What is Pneumonia?

What is Pneumococcal Disease?

Pneumococcal disease is caused by the bacteria pneumococcus (streptococcus pneumoniae). There are more than 90 different types of pneumococcal bacteria that attack different parts of the body.

The different strains can cause life threatening illnesses such as meningitis, pneumonia and bacteremia (blood poisoning).  However many people carry the bacteria streptococcus pneumoniae  in their nose and throat and are asymptomatic (don’t have symptoms).  Symptoms arise when the bacteria overcomes their bodies natural defences.

How is it spread?

Pneumococcal disease is common and is spread easily from person to person through coughing and sneezing or close contact with respiratory secretions. Approximately 5 cases in every 20 children who get pneumonia will be fatal.

An example of pneumonia spread through travel is SARS (Severe Acute Respiratory Syndrome).

Who is at risk/Who should be vaccinated for pneumonia?

Pneumococcal disease can infect anyone at any time and is a leading cause of death throughout the world. Reported rates of pneumonia are higher in developing countries.

Rates in B.C have significantly lowered due to routine vaccination schedules.

There are certain groups that are at higher risk for infection and complication, these groups are:

  • Children under the age of 5 and Adults over the age of 65
  • Immunocompromised individuals due to illness or medication
  • Anyone with HIV
  • People who have problems with their heart, lungs or kidneys
  • People with diabetes
  • People who no longer have a spleen or who have problems with their spleen
  • People who live in nursing homes

Is there a vaccine?

There is a safe and effective vaccine that protects against the most common types of pneumococcal diseases.

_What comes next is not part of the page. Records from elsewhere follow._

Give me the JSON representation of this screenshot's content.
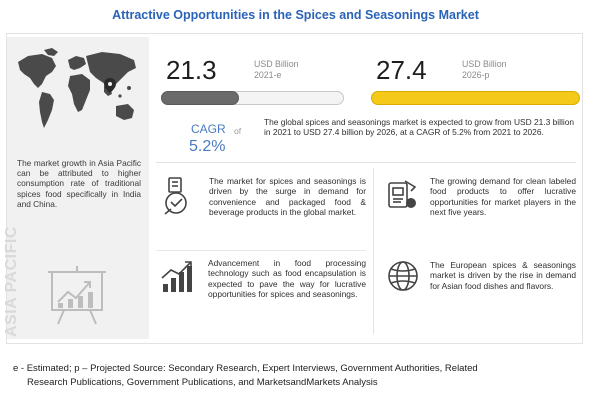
{
  "title": "Attractive Opportunities in the Spices and Seasonings Market",
  "left": {
    "region_vertical": "ASIA PACIFIC",
    "text": "The market growth in Asia Pacific can be attributed to higher consumption rate of traditional spices food specifically in India and China."
  },
  "metrics": {
    "start": {
      "value": "21.3",
      "unit": "USD Billion",
      "year": "2021-e"
    },
    "end": {
      "value": "27.4",
      "unit": "USD Billion",
      "year": "2026-p"
    },
    "cagr": {
      "label": "CAGR",
      "of": "of",
      "value": "5.2%"
    },
    "description": "The global spices and seasonings market is expected to grow from USD 21.3 billion in 2021 to USD 27.4 billion by 2026, at a CAGR of 5.2% from 2021 to 2026."
  },
  "cards": [
    {
      "icon": "processed-food-icon",
      "text": "The market for spices and seasonings is driven by the surge in demand for convenience and packaged food & beverage products in the global market."
    },
    {
      "icon": "clean-label-icon",
      "text": "The growing demand for clean labeled food products to offer lucrative opportunities for market players in the next five years."
    },
    {
      "icon": "growth-chart-icon",
      "text": "Advancement in food processing technology such as food encapsulation is expected to pave the way for lucrative opportunities for spices and seasonings."
    },
    {
      "icon": "globe-icon",
      "text": "The European spices & seasonings market is driven by the rise in demand for Asian food dishes and flavors."
    }
  ],
  "footer": {
    "line1": "e - Estimated; p – Projected Source: Secondary Research, Expert Interviews, Government Authorities, Related",
    "line2": "Research Publications, Government Publications, and MarketsandMarkets Analysis"
  },
  "colors": {
    "title": "#2a63b8",
    "accent_yellow": "#f5c91a",
    "bar_dark": "#6a6a6a",
    "cagr_blue": "#4a7bc0"
  }
}
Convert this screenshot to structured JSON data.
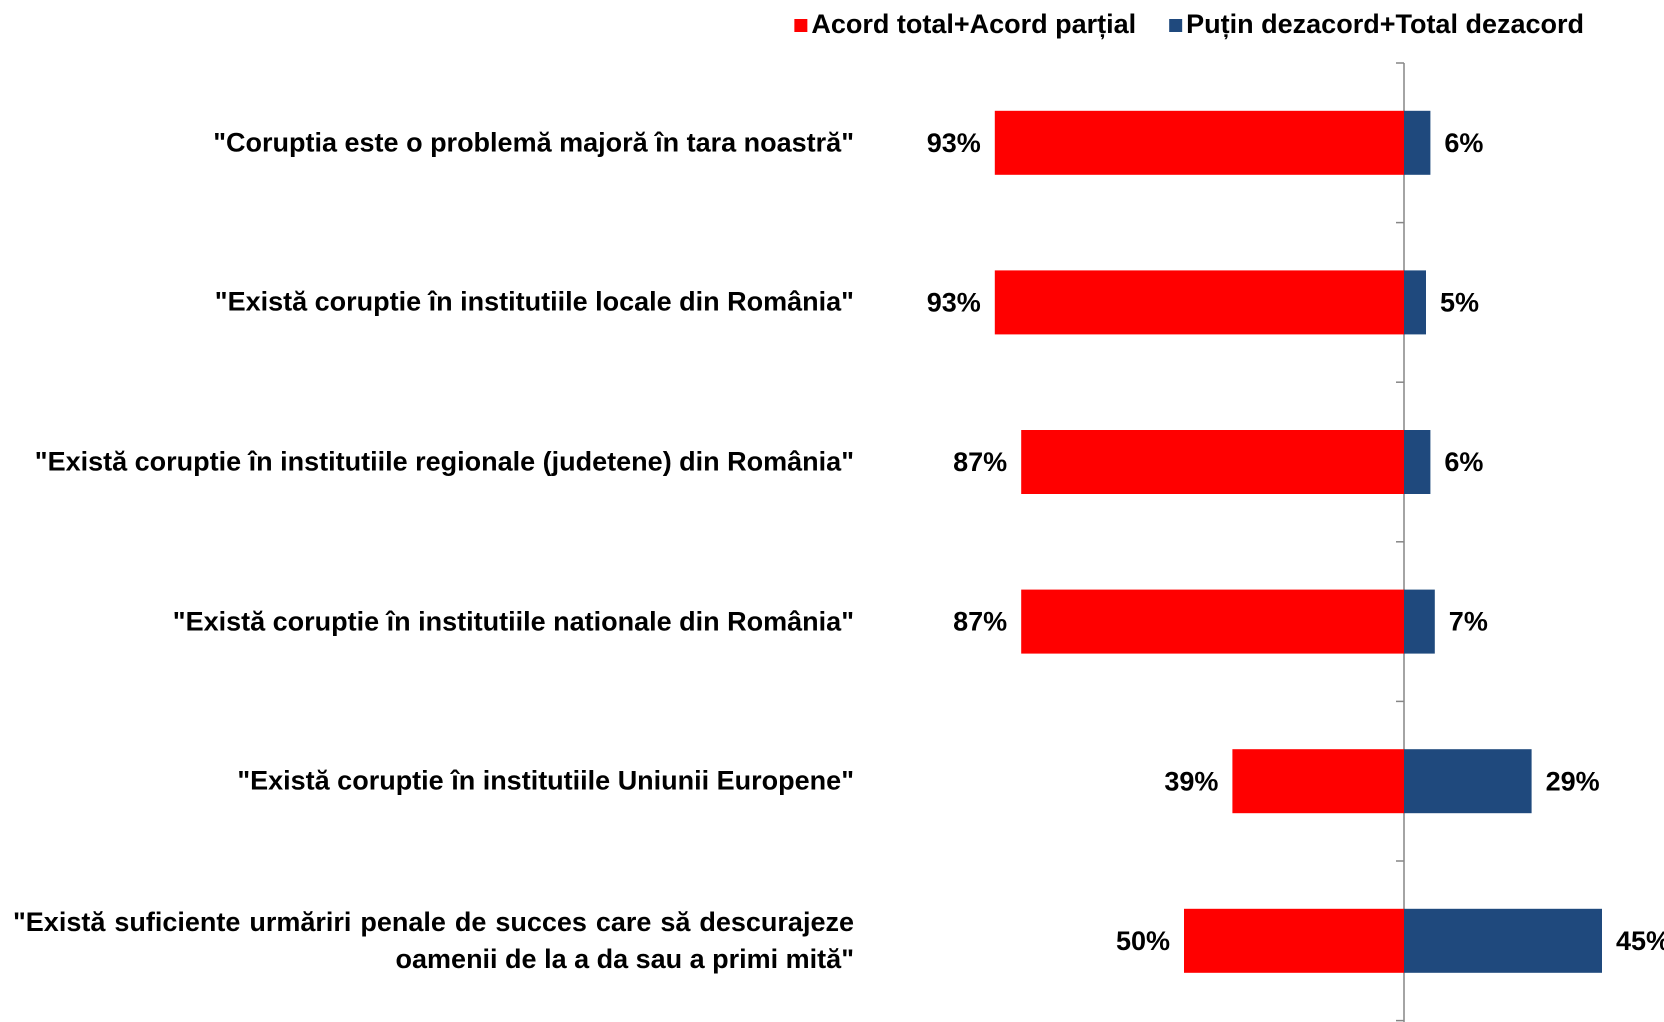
{
  "chart_data": {
    "type": "bar",
    "categories": [
      "\"Coruptia este o problemă majoră în tara noastră\"",
      "\"Există coruptie în institutiile locale din România\"",
      "\"Există coruptie în institutiile regionale (judetene) din România\"",
      "\"Există coruptie în institutiile nationale din România\"",
      "\"Există coruptie în institutiile Uniunii Europene\"",
      "\"Există suficiente urmăriri penale de succes care să descurajeze oamenii de la a da sau a primi mită\""
    ],
    "series": [
      {
        "name": "Acord total+Acord parțial",
        "color": "#ff0000",
        "values": [
          93,
          93,
          87,
          87,
          39,
          50
        ],
        "value_labels": [
          "93%",
          "93%",
          "87%",
          "87%",
          "39%",
          "50%"
        ]
      },
      {
        "name": "Puțin dezacord+Total dezacord",
        "color": "#1f497d",
        "values": [
          6,
          5,
          6,
          7,
          29,
          45
        ],
        "value_labels": [
          "6%",
          "5%",
          "6%",
          "7%",
          "29%",
          "45%"
        ]
      }
    ],
    "legend": "top-right"
  }
}
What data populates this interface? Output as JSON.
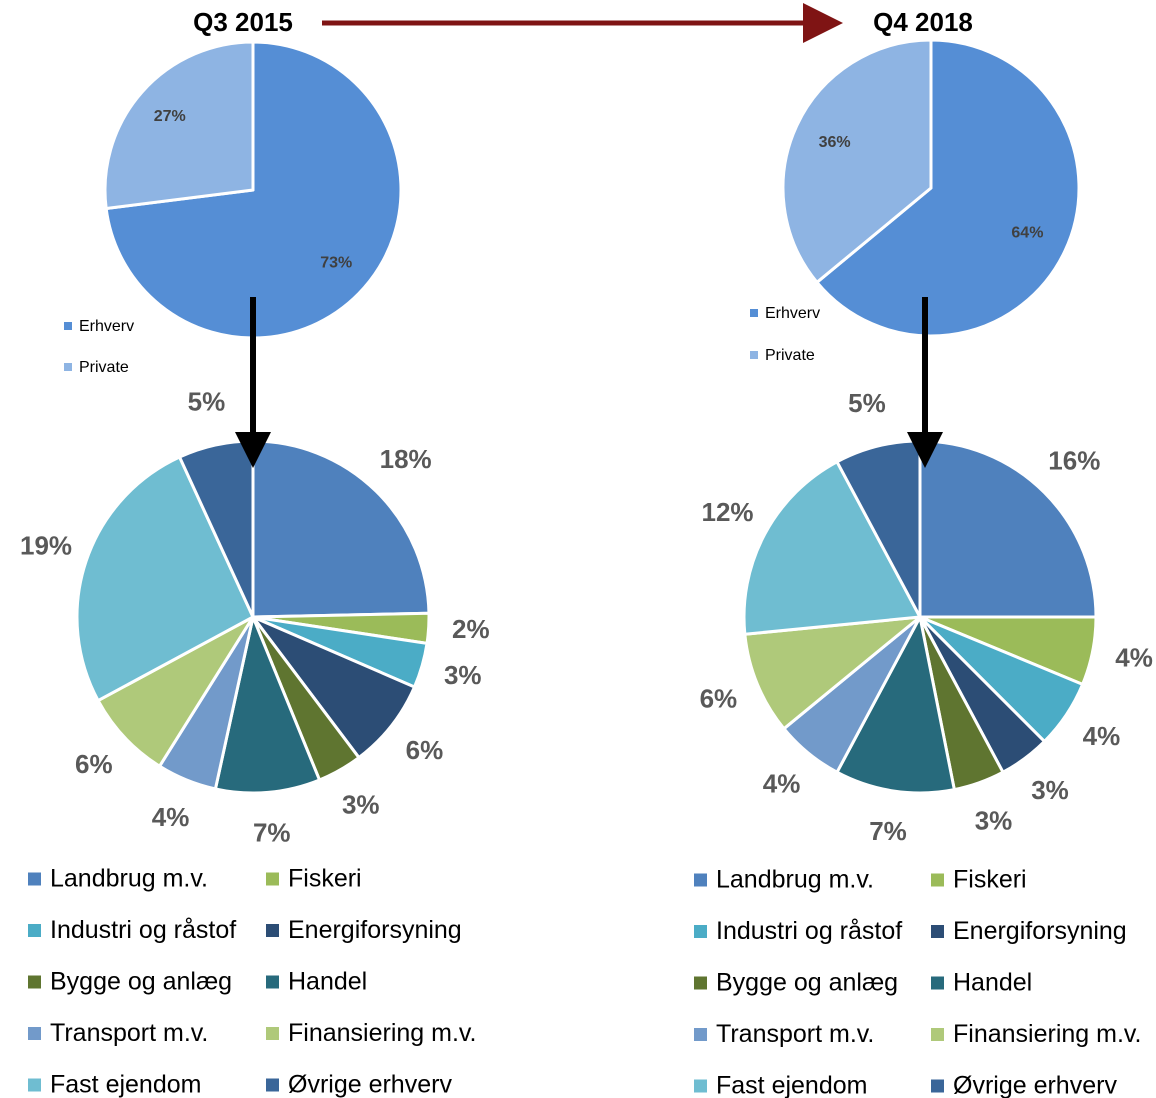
{
  "chart_data": [
    {
      "type": "pie",
      "title": "Q3 2015",
      "categories": [
        "Erhverv",
        "Private"
      ],
      "values": [
        73,
        27
      ],
      "value_labels": [
        "73%",
        "27%"
      ],
      "colors": [
        "#558ed5",
        "#8eb4e3"
      ]
    },
    {
      "type": "pie",
      "title": "Q4 2018",
      "categories": [
        "Erhverv",
        "Private"
      ],
      "values": [
        64,
        36
      ],
      "value_labels": [
        "64%",
        "36%"
      ],
      "colors": [
        "#558ed5",
        "#8eb4e3"
      ]
    },
    {
      "type": "pie",
      "categories": [
        "Landbrug m.v.",
        "Fiskeri",
        "Industri og råstof",
        "Energiforsyning",
        "Bygge og anlæg",
        "Handel",
        "Transport m.v.",
        "Finansiering m.v.",
        "Fast ejendom",
        "Øvrige erhverv"
      ],
      "values": [
        18,
        2,
        3,
        6,
        3,
        7,
        4,
        6,
        19,
        5
      ],
      "value_labels": [
        "18%",
        "2%",
        "3%",
        "6%",
        "3%",
        "7%",
        "4%",
        "6%",
        "19%",
        "5%"
      ],
      "colors": [
        "#4f81bd",
        "#9bbb59",
        "#4bacc6",
        "#2c4d75",
        "#5f7530",
        "#276a7c",
        "#729aca",
        "#afc97a",
        "#6fbdd1",
        "#3a6699"
      ]
    },
    {
      "type": "pie",
      "categories": [
        "Landbrug m.v.",
        "Fiskeri",
        "Industri og råstof",
        "Energiforsyning",
        "Bygge og anlæg",
        "Handel",
        "Transport m.v.",
        "Finansiering m.v.",
        "Fast ejendom",
        "Øvrige erhverv"
      ],
      "values": [
        16,
        4,
        4,
        3,
        3,
        7,
        4,
        6,
        12,
        5
      ],
      "value_labels": [
        "16%",
        "4%",
        "4%",
        "3%",
        "3%",
        "7%",
        "4%",
        "6%",
        "12%",
        "5%"
      ],
      "colors": [
        "#4f81bd",
        "#9bbb59",
        "#4bacc6",
        "#2c4d75",
        "#5f7530",
        "#276a7c",
        "#729aca",
        "#afc97a",
        "#6fbdd1",
        "#3a6699"
      ]
    }
  ]
}
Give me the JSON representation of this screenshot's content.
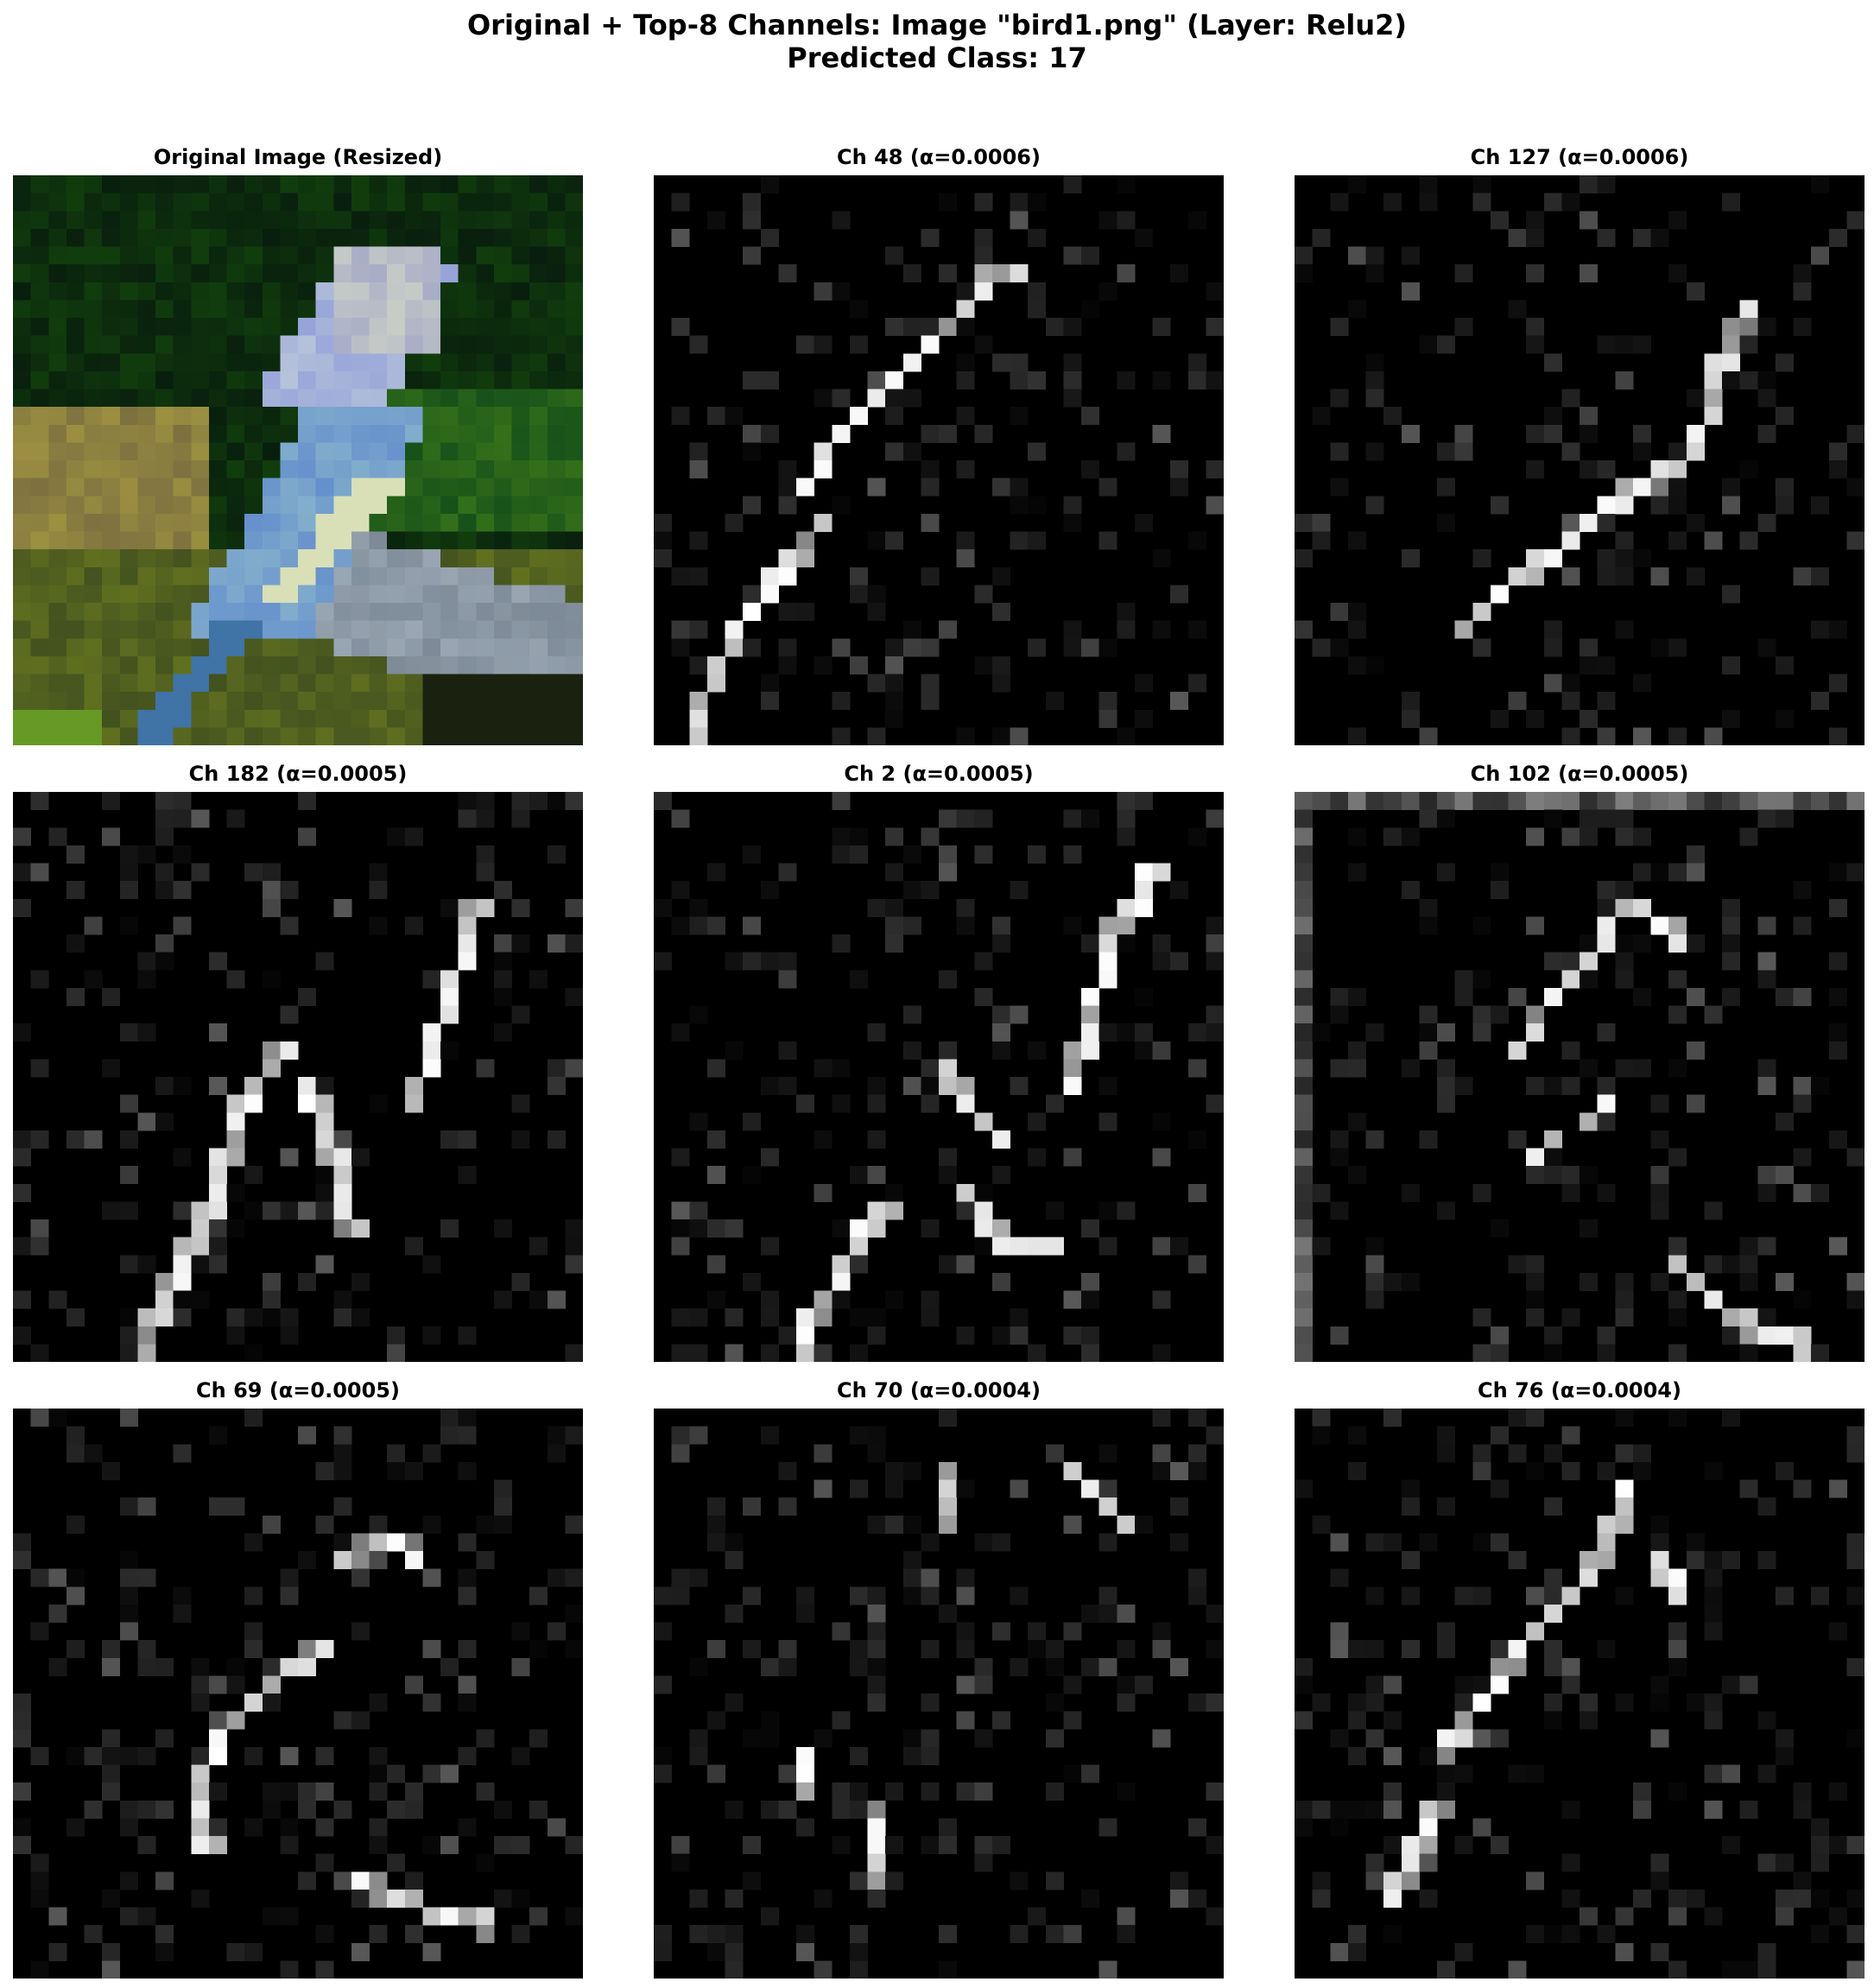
{
  "figure": {
    "title_line1": "Original + Top-8 Channels: Image \"bird1.png\" (Layer: Relu2)",
    "title_line2": "Predicted Class: 17"
  },
  "panels": [
    {
      "title": "Original Image (Resized)",
      "kind": "rgb"
    },
    {
      "title": "Ch 48 (α=0.0006)",
      "kind": "gray",
      "channel": 48,
      "alpha": 0.0006
    },
    {
      "title": "Ch 127 (α=0.0006)",
      "kind": "gray",
      "channel": 127,
      "alpha": 0.0006
    },
    {
      "title": "Ch 182 (α=0.0005)",
      "kind": "gray",
      "channel": 182,
      "alpha": 0.0005
    },
    {
      "title": "Ch 2 (α=0.0005)",
      "kind": "gray",
      "channel": 2,
      "alpha": 0.0005
    },
    {
      "title": "Ch 102 (α=0.0005)",
      "kind": "gray",
      "channel": 102,
      "alpha": 0.0005
    },
    {
      "title": "Ch 69 (α=0.0005)",
      "kind": "gray",
      "channel": 69,
      "alpha": 0.0005
    },
    {
      "title": "Ch 70 (α=0.0004)",
      "kind": "gray",
      "channel": 70,
      "alpha": 0.0004
    },
    {
      "title": "Ch 76 (α=0.0004)",
      "kind": "gray",
      "channel": 76,
      "alpha": 0.0004
    }
  ],
  "colors": {
    "background": "#ffffff",
    "text": "#000000",
    "activation_low": "#000000",
    "activation_high": "#ffffff"
  }
}
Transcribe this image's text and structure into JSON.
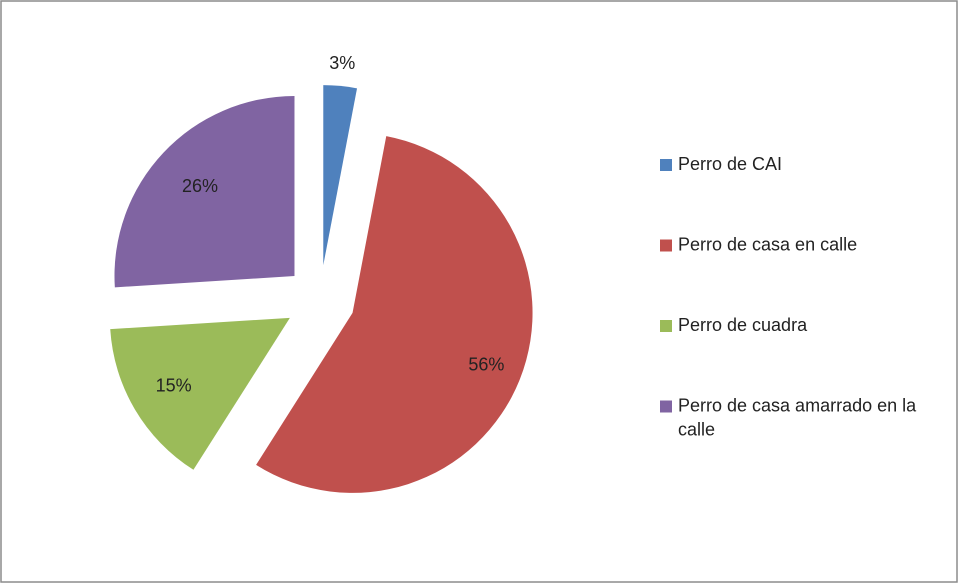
{
  "chart_data": {
    "type": "pie",
    "categories": [
      "Perro de CAI",
      "Perro de casa en calle",
      "Perro de cuadra",
      "Perro de casa amarrado en la calle"
    ],
    "values": [
      3,
      56,
      15,
      26
    ],
    "value_labels": [
      "3%",
      "56%",
      "15%",
      "26%"
    ],
    "colors": [
      "#4f81bd",
      "#c0504d",
      "#9bbb59",
      "#8064a2"
    ],
    "exploded": true,
    "legend": "right"
  }
}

Vaccine is recommended for all children under the age of 2 and children under 5 who are at risk.

Another vaccine is available for adults ages 65 and older.

Discuss with your health care provider which vaccine is right for you.

Are there any side effects to the vaccine?

Allergic reactions are rare and side effects, if any, are usually minor and include:

  • Redness and swelling at the injection site
  • Mild fever

Once infected is there a treatment?

Pneumococcal disease is treated with different antibiotics.  Certain strains have become resistant to common antibiotics over the years making prevention extremely important.